A few days before officially taking up the role in Frankfurt, Lagarde said in an interview with French radio station RTL that Germany and other countries such as the Netherlands with budget surpluses have not made enough efforts to boost weak growth, Efe news reported.
Lagarde, the first woman to hold this position at the ECB, has come into the role at a time when the economy of the euro area is weakening, Germany could enter a technical recession and stagnate, uncertainty over Brexit and a trade conflict between the United States and China, which has already weakened global growth.
Lagarde said that countries that have “chronic budget surpluses like the Netherlands and Germany” should invest in infrastructure, education and innovation.
Marco Valli, director of macroeconomic research at UniCredit, said Lagarde will inherit a monetary policy that will be on “automatic pilot”.
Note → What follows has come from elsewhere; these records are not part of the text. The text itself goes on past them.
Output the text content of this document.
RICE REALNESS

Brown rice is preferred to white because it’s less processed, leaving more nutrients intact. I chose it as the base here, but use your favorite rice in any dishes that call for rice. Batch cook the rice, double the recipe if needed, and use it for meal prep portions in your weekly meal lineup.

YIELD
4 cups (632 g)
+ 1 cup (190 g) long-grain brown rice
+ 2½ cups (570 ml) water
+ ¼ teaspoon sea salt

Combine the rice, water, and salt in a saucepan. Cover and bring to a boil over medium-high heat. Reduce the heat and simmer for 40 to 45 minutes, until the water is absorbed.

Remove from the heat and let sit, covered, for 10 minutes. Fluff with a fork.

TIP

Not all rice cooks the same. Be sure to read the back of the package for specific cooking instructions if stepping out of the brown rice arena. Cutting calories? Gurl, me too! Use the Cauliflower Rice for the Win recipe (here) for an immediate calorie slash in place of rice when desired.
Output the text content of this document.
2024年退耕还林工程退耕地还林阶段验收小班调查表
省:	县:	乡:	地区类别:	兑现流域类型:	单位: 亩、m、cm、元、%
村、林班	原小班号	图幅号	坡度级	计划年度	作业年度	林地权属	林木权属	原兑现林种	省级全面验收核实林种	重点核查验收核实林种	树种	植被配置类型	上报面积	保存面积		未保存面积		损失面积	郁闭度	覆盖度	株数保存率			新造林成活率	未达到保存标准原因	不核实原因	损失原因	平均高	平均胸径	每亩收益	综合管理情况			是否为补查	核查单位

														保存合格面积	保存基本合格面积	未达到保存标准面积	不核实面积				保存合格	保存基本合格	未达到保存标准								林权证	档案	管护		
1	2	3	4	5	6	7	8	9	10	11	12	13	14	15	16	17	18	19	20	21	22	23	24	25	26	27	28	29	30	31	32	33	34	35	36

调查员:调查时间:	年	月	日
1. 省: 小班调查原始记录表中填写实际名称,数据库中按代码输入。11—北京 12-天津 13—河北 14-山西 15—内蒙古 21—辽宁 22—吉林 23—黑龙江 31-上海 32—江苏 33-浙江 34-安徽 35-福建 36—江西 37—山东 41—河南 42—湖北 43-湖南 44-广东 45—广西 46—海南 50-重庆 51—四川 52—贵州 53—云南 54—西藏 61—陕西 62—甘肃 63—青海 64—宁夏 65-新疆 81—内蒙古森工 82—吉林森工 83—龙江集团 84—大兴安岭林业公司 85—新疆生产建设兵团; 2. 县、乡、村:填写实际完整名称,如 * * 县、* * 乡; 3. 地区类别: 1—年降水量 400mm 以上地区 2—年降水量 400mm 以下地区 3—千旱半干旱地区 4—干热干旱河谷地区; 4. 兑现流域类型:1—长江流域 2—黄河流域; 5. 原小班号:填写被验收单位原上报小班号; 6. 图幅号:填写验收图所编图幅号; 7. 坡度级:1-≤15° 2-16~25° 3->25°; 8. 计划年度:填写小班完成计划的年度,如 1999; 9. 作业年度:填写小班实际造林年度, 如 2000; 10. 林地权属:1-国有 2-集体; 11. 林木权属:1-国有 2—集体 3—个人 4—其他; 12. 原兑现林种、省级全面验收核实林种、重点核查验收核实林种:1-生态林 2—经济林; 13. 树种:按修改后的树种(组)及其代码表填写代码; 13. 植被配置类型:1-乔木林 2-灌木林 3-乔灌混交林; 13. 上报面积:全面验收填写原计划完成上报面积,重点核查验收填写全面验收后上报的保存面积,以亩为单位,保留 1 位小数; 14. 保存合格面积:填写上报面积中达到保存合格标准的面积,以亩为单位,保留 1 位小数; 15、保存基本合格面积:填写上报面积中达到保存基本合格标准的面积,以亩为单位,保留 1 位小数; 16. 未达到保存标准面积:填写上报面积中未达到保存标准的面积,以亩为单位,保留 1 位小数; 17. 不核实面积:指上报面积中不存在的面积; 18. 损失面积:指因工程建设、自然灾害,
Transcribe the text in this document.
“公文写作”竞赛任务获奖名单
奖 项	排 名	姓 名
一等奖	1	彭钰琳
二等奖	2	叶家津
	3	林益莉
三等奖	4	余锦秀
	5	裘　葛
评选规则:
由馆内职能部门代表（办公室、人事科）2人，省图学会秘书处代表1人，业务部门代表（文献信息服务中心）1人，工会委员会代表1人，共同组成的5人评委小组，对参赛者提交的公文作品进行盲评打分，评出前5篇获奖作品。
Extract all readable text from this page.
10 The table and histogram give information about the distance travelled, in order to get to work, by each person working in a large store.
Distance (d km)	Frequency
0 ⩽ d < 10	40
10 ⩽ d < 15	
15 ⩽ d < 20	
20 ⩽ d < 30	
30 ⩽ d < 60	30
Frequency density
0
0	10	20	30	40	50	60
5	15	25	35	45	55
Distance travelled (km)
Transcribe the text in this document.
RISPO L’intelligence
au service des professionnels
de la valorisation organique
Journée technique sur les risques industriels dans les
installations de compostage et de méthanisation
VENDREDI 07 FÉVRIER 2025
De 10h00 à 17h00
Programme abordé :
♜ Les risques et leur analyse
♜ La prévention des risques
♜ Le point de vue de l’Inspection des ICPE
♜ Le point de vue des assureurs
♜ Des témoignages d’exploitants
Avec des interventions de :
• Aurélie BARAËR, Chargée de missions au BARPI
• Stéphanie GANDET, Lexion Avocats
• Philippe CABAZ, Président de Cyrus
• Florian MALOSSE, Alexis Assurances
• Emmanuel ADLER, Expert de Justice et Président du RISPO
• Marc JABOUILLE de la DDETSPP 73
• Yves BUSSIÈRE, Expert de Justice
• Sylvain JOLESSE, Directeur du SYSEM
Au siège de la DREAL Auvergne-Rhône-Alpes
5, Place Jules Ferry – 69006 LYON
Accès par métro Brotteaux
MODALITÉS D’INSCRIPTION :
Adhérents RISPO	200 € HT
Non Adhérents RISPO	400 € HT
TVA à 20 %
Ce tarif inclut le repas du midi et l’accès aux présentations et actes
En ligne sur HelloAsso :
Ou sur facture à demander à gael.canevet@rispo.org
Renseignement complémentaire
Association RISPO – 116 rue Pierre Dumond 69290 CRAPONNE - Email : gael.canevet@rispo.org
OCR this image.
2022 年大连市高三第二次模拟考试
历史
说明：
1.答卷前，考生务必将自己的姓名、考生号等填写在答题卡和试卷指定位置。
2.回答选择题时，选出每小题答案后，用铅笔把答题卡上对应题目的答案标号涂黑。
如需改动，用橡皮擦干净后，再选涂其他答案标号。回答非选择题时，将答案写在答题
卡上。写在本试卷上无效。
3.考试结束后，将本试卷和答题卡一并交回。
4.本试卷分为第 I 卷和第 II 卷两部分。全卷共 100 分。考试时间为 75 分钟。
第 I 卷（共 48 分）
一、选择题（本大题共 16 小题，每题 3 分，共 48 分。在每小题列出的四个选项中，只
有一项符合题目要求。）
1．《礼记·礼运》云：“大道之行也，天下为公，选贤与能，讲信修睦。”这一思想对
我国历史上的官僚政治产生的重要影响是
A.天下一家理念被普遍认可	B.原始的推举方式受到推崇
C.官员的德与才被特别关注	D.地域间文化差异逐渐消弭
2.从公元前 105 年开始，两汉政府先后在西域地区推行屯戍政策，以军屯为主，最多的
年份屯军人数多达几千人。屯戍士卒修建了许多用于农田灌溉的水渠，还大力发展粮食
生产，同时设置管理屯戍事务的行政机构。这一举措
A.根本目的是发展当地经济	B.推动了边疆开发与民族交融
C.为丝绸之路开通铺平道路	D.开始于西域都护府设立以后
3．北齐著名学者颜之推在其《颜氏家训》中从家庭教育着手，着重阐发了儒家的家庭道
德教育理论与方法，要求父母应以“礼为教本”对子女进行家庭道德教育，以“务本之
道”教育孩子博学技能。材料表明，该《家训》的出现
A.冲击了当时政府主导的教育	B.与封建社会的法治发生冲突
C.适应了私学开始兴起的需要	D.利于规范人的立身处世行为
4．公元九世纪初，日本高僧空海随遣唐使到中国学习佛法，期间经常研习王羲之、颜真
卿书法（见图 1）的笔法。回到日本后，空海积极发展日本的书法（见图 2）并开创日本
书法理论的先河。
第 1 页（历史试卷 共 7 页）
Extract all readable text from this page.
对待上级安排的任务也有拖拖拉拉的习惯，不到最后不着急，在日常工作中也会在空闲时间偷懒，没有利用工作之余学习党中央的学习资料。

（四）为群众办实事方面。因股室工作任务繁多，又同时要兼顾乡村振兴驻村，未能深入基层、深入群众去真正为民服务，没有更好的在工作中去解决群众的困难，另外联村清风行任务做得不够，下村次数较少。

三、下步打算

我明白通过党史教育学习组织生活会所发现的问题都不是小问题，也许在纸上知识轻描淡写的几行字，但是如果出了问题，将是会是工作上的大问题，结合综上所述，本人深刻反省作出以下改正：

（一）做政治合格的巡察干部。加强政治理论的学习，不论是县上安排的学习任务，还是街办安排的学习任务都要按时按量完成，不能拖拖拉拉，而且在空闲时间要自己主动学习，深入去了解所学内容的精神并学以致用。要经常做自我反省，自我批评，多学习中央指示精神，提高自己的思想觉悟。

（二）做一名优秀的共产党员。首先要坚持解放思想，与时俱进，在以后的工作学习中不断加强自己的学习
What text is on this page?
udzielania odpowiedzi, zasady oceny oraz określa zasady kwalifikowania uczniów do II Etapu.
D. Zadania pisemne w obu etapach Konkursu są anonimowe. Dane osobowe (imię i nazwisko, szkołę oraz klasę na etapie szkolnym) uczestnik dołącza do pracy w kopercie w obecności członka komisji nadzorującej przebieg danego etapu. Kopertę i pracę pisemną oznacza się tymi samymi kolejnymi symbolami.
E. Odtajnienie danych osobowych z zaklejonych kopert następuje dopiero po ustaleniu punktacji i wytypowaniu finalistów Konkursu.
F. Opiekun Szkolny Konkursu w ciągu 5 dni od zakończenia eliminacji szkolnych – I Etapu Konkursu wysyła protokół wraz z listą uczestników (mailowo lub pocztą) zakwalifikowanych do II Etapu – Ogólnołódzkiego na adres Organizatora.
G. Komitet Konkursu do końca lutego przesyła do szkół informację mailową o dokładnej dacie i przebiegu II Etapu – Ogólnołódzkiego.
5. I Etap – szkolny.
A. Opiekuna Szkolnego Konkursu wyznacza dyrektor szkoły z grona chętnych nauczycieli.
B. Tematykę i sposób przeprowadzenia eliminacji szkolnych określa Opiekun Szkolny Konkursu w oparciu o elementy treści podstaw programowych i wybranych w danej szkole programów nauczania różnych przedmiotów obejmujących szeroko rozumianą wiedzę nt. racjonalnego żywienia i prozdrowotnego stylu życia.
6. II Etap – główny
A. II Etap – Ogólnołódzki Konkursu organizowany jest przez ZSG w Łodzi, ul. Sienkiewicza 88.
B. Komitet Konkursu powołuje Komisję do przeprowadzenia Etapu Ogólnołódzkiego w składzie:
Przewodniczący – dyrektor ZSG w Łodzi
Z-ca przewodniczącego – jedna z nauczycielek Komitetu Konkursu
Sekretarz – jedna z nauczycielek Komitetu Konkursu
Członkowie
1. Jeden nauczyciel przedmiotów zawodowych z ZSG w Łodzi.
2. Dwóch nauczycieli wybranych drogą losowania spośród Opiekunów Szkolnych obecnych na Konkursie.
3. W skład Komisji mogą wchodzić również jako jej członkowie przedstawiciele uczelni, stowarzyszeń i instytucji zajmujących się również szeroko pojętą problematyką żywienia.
He added that it will make it easier for her to focus her initial efforts on restoring unity within the Governing Council and preserve the ability of the ECB to act “quickly and courageously”.
Lagarde also spoke in an interview with German newspaper Der Spiegel, in which she said she wants to know the critical voices with low interest rates and learn German.
Formerly managing director of the International Monetary Fund, she announced that she will carry out a detailed review of all the measures that the ECB has recently approved.
“We will objectively analyse the benefits and risks of the different options. Mario Draghi had his style, I will have mine,” Lagarde said in the interview.
During Draghi’s presidency disputes within the ECB have intensified, as has been made public in recent months, and Lagarde has said that her intention is to overcome the deep division between central bankers.
At his farewell ceremony Draghi made it clear that the creation of 11 million jobs after the sovereign debt crisis in the euro area is much more important than achieving price stability with an inflation target defined as a somewhat close rate at 2 per cent.